Boys Will Be Boys

 

It’s always an adventure when you have 4 boys. This morning four year old Cal put a tall plastic box on top of a precarious folding chair and climbed up on it, prepared to jump. This was his battle cry: “Don’t try this at home, kids! Try it at a friend’s house!”

Boys do dangerous things. Boys get scrapes, cuts and bruises, and claim not to know where they got them. Boys get dirty. Not just a little dirty under the fingernails. They get caked from head to toe in mud and grime. They go outside on a beautiful day and find the one mud puddle left over from last week’s rain, and that is where they play.

Boys climb trees, and they aren’t satisfied until they go too high. Boys chase each other from the living room through the kitchen, down the hall and back again until there’s a wear pattern in the carpet the shape of a NASCAR track. Boys take every opportunity to wrestle and tussle with one another.

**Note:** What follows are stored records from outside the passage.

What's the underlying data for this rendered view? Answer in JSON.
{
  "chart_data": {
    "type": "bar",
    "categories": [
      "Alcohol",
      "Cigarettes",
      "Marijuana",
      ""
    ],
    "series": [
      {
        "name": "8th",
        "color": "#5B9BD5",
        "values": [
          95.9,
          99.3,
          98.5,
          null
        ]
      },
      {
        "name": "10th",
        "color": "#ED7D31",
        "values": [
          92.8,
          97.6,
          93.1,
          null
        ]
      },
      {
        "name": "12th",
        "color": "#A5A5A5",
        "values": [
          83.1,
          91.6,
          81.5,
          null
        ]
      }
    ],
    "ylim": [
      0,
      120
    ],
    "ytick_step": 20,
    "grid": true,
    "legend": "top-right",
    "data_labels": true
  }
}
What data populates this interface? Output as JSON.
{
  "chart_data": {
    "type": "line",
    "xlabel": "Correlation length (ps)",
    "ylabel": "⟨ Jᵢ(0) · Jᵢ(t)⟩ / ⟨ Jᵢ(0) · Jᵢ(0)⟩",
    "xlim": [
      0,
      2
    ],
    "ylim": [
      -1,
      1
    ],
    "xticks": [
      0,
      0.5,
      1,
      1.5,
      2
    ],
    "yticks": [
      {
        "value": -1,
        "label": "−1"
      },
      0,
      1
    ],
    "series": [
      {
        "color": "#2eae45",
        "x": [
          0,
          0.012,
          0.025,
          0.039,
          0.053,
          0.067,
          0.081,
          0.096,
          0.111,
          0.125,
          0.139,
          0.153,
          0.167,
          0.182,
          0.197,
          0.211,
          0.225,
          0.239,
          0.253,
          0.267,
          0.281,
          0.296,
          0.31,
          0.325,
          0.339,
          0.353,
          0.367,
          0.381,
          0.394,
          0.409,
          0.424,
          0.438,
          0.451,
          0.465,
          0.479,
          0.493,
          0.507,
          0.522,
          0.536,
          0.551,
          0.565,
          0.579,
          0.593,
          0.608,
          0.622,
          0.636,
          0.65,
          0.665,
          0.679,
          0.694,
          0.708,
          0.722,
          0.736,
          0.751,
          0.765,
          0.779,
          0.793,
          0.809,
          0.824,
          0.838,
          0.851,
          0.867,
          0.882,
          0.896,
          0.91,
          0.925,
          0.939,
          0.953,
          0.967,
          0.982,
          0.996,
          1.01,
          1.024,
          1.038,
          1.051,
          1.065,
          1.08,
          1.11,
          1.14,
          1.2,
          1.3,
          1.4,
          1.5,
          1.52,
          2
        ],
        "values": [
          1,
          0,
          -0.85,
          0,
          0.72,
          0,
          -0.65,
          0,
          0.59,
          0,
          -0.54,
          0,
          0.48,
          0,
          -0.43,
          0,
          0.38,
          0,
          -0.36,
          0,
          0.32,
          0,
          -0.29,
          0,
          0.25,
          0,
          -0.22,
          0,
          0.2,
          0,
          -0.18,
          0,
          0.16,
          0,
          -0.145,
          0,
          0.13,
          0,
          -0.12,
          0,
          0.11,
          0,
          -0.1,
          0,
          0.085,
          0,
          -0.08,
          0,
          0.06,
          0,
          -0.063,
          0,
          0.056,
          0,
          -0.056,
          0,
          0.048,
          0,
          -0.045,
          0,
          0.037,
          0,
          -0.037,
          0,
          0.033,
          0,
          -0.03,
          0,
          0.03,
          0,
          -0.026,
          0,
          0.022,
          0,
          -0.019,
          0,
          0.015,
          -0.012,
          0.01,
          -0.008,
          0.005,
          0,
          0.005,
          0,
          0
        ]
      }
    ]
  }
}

Boys manage to get their church pants grass stained on the way from the car to Sunday School. Boys can fashion their own guns out of Legos.

This is what boys do.

So what’s a mom to do?

I find myself repeating words like these: “Don’t track that mud in the house!” “Get down from there!” “Stop wrestling near the fireplace!” “No running in here!” “You boys are too loud!” “Be careful with that….(sling shot, BB gun, dart gun, pair of scissors).” “Don’t play so rough!”

Why do I say these things? To protect them from themselves. To protect them from each other. To protect our home and everything in it. To preserve my sanity.

These are worthwhile goals, but I have to remind myself: what is the greater goal here? Is it to shield my little boys so that I never have to worry about them, or is it to raise up men who will be prepared to make their own way in the world?

This doesn’t mean I’m giving them license for any kind of reckless foolishness their little boy hearts desire! But I am realizing, as my boys get older, that they need some freedom to try and act like men. They need to be trusted, they need to take some risks, they even need to be able to make mistakes and get hurt from time to time.

I don’t want to raise passive, sissified boys who are always clean and always careful. I don’t want boys who act like girls. I want my boys to become the kind of men who take risks, and who aren’t afraid of hard work and getting dirty. I want to raise boys who don’t need to be protected and who are capable of protecting others. I want my boys to be strong, confident leaders. How will they become this kind of man?

By being allowed and encouraged to be this kind of boy.

Comments

  1. As the mom to one son, who is DEFINITELY different from his two sisters, I loved your post! I had to laugh. My ds fashioned guns from Legos too. He also chewed his toast into a gun. My friend’s ds, whom she vowed would never play with guns, even folded his sister’s Barbies into fine gun-like weapons as well. (She finally gave up and just let him be a boy.) :o)

    On a more serious note, though, I couldn’t agree more with you about “passive, sissified boys.” I appreciate the approach my daughter and her husband take when their boys take a spill: “No blood–you’re OK!” Or: “Look, blood! How cool!”